Key to the Tar Heels' victory was also its efficiency at the free throw line where they converted 20-of-22 attempts.
"We missed some key free throws that could have won the game in the first meeting," Williams said. "I think we shoot more free throws in practice than anybody else and we haven't changed a thing."
With a win Tuesday night at No. 15 Georgia Tech, the Tar Heels could potentially move into a three-way tie for third place in the ACC, provided Maryland holds serve on its home court and defeats Florida State on Sunday.
Following Carolina's 83-81 overtime loss to Duke on Thursday, McCants said he expected the Tar Heels' solid showing to propel them positively into the second half of the season. And despite coming off a defeat and the short preparation time for the trip to Wake, UNC appears to have a renewed confidence.
"For our guys to bounce back in such a short time is something I'm very proud of," Williams said. "We should play just as good on the road as we do at home. It's an attitude. We realize we've let some opportunities slip through our fingers on the road this year."
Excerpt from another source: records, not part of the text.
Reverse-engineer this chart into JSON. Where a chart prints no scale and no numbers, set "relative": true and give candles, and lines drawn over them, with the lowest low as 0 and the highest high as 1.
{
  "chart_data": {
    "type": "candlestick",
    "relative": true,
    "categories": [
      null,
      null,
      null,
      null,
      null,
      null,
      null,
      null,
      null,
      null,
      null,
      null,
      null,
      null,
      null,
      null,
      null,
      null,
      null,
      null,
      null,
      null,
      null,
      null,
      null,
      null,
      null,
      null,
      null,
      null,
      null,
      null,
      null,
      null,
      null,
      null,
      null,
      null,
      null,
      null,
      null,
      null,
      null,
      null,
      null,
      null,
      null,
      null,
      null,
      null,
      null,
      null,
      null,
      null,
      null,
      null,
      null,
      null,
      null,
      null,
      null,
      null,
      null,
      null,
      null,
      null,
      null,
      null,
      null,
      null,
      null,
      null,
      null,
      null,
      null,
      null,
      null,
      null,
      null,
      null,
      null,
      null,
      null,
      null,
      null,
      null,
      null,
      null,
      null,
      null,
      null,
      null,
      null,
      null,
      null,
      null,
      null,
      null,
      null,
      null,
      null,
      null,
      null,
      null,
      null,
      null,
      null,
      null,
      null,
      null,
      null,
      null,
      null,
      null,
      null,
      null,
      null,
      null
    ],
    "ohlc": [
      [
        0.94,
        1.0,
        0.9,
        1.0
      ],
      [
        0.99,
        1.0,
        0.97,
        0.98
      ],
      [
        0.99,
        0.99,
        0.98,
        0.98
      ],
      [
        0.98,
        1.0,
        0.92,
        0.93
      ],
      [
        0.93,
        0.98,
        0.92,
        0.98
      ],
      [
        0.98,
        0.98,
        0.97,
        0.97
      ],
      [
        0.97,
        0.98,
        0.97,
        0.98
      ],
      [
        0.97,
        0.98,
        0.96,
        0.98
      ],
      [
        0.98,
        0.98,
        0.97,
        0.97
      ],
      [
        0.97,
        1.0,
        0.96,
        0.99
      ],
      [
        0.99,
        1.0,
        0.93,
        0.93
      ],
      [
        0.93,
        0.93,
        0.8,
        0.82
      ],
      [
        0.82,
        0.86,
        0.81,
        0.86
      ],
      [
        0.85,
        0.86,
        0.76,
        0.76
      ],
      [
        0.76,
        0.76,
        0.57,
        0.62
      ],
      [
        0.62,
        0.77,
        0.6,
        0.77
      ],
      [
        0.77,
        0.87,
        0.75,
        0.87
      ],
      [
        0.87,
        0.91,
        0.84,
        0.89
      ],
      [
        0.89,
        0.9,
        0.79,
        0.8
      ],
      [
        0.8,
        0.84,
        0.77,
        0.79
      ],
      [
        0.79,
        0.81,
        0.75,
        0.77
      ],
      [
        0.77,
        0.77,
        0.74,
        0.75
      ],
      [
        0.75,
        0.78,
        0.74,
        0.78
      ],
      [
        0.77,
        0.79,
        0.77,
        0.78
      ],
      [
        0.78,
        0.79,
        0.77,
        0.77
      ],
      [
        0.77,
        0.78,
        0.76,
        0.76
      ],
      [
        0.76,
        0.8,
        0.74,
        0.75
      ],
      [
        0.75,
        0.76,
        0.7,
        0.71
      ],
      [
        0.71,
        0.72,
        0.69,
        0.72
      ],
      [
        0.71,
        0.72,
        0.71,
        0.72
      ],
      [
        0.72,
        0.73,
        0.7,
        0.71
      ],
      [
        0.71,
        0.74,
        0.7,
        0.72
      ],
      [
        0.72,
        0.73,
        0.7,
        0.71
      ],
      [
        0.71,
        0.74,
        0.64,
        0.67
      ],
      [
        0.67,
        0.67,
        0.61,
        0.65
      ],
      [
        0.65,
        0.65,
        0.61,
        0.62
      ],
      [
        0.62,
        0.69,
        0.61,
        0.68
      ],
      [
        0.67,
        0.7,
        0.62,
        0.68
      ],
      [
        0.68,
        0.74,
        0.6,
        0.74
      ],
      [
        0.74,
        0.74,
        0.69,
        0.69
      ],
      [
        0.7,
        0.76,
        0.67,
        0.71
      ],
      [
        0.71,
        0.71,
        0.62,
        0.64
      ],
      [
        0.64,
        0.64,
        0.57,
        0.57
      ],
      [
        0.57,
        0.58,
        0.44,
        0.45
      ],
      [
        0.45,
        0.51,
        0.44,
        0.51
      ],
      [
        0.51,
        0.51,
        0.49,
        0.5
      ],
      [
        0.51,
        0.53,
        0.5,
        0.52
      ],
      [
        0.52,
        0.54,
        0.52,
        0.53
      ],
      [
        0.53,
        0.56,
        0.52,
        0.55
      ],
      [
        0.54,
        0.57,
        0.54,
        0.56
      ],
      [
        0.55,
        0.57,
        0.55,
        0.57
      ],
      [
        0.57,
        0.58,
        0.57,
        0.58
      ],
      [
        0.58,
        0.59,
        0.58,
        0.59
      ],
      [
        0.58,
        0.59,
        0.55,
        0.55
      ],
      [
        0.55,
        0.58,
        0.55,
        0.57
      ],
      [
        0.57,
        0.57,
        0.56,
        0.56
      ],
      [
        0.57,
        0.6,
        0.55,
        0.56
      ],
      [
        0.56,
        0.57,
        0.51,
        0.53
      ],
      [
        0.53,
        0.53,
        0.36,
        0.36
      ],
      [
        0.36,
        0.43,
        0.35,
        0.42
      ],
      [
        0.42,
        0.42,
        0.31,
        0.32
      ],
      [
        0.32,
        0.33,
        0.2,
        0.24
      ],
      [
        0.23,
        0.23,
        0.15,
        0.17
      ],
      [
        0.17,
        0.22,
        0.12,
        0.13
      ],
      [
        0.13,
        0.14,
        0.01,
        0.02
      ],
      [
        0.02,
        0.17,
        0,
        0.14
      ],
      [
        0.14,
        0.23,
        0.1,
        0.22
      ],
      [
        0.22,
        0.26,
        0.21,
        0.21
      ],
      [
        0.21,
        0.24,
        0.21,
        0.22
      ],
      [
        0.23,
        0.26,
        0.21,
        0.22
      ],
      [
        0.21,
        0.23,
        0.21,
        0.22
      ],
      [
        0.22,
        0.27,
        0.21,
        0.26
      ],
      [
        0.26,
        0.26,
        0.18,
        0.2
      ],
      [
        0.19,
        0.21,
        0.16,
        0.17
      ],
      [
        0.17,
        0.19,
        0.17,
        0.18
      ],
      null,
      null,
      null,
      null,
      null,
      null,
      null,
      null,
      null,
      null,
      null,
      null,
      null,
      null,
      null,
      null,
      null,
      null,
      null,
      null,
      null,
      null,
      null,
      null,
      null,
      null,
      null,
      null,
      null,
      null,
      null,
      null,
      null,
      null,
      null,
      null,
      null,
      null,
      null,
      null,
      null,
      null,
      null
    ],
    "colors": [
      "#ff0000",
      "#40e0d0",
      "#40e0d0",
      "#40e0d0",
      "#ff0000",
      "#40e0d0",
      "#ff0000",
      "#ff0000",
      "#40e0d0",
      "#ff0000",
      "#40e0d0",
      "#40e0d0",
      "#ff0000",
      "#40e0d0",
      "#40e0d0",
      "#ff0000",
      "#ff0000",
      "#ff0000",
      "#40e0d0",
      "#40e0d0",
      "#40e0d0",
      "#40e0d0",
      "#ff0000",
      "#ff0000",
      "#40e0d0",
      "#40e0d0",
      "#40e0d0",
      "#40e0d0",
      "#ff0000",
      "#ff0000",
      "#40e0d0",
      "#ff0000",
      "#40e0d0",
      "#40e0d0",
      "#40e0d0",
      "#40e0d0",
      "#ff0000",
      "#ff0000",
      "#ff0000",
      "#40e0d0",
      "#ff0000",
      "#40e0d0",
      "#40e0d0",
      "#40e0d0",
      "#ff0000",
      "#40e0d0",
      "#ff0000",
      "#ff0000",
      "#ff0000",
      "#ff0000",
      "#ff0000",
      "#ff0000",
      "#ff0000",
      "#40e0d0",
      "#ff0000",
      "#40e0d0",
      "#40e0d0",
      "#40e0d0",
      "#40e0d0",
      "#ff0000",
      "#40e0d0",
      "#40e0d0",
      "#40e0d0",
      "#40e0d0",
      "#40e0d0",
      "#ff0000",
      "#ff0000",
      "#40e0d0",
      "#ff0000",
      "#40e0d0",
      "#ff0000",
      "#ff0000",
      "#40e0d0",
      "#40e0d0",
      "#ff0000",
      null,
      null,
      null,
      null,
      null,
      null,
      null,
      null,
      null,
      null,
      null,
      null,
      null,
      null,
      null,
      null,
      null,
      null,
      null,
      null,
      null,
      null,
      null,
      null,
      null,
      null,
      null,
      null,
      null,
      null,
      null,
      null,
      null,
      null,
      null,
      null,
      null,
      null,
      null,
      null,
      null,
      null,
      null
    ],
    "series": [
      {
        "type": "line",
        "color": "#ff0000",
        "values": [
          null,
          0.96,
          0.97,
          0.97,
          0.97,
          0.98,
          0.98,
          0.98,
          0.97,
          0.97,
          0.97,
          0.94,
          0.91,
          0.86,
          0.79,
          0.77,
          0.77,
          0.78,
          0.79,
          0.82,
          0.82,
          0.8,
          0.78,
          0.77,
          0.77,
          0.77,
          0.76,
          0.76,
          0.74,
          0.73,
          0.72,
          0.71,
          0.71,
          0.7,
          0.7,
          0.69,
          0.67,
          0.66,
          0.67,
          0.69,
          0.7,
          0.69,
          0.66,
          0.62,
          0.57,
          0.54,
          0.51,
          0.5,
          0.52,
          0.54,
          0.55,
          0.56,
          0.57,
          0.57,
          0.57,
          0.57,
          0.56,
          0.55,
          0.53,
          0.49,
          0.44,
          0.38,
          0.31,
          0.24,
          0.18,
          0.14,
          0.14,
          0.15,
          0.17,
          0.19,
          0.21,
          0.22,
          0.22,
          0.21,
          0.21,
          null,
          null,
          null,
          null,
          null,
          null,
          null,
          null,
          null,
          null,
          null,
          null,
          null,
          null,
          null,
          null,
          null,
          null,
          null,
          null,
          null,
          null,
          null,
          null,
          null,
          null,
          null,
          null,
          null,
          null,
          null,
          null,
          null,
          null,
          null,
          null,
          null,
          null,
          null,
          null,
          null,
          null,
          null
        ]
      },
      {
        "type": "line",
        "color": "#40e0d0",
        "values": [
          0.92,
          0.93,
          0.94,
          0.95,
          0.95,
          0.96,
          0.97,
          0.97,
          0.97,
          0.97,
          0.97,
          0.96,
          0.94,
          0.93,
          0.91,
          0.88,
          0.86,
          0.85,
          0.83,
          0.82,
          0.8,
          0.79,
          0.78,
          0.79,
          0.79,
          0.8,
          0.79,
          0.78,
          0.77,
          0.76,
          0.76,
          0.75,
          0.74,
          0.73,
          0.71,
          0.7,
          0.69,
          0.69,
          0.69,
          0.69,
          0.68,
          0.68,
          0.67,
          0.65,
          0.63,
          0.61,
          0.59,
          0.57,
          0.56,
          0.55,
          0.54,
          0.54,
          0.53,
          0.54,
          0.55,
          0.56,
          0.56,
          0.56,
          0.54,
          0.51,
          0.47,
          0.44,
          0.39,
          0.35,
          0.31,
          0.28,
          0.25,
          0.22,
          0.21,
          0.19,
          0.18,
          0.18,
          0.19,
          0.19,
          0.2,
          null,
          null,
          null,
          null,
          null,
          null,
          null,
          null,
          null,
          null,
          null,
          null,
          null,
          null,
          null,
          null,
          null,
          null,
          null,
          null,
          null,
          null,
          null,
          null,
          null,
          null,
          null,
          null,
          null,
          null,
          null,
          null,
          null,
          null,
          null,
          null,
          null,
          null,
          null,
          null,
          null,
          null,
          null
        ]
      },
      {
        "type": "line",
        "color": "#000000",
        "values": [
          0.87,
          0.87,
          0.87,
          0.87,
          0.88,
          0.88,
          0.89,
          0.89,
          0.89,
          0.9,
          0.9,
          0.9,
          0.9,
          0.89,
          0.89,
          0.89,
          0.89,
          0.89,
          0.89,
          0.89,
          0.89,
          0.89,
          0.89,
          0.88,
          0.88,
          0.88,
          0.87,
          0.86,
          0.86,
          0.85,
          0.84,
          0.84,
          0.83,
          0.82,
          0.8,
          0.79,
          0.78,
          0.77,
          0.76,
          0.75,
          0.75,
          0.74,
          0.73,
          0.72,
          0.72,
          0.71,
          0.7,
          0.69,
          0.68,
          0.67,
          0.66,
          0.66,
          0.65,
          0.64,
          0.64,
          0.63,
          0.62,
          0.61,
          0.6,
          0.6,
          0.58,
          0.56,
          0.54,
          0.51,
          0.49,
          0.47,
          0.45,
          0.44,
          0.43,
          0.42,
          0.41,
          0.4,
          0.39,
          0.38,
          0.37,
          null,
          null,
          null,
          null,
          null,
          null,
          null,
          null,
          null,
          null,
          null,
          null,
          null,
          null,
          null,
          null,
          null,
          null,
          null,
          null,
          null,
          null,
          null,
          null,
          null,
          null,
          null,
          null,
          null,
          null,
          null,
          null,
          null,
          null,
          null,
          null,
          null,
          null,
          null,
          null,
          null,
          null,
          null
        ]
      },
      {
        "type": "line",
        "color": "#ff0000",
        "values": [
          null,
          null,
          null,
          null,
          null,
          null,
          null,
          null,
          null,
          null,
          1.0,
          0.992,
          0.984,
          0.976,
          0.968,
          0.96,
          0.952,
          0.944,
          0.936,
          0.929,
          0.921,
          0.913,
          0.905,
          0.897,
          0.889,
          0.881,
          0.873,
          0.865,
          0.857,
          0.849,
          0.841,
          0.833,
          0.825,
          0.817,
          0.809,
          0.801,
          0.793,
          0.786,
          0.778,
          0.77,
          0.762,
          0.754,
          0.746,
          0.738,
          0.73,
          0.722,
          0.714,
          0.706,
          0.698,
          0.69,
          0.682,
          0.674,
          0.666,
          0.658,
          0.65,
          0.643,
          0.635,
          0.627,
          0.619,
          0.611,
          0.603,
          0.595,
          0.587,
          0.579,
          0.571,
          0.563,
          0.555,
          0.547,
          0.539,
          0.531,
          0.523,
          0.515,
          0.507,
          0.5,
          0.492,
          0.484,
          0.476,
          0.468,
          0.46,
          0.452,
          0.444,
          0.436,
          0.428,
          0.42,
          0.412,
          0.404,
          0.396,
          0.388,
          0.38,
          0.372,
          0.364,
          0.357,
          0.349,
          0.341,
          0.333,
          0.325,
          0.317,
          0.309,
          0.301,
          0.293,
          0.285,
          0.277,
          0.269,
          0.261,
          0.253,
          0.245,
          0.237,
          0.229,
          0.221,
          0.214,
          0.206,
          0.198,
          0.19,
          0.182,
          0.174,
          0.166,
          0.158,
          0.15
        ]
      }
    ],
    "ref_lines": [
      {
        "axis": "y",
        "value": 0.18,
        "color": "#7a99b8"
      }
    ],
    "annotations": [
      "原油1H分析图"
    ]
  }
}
Scott, who scored 14 first-half points, hit his fourth straight three-pointer to give the Tar Heels their biggest lead at 34-18 with 8:01 remaining. But Carolina, which let a seven-point lead disintegrate down the stretch in the loss to Duke, did not convert its next field goal until after the half. By intermission, Wake had trimmed its deficit to five, and when Justin Gray nailed a three less than a minute into the second half, the Tar Heels led just 38-36.
Jamaal Levy and Justin Gray each scored 19 points to lead the Deacs.
"The first ten minutes of the game were really telling," Wake coach Skip Prosser said. "Carolina ran their stuff well and we did very little to disrupt that. We didn't play hard enough in the beginning of the game. That's on me.
"Raymond Felton picked a good time to hit his one three of the night."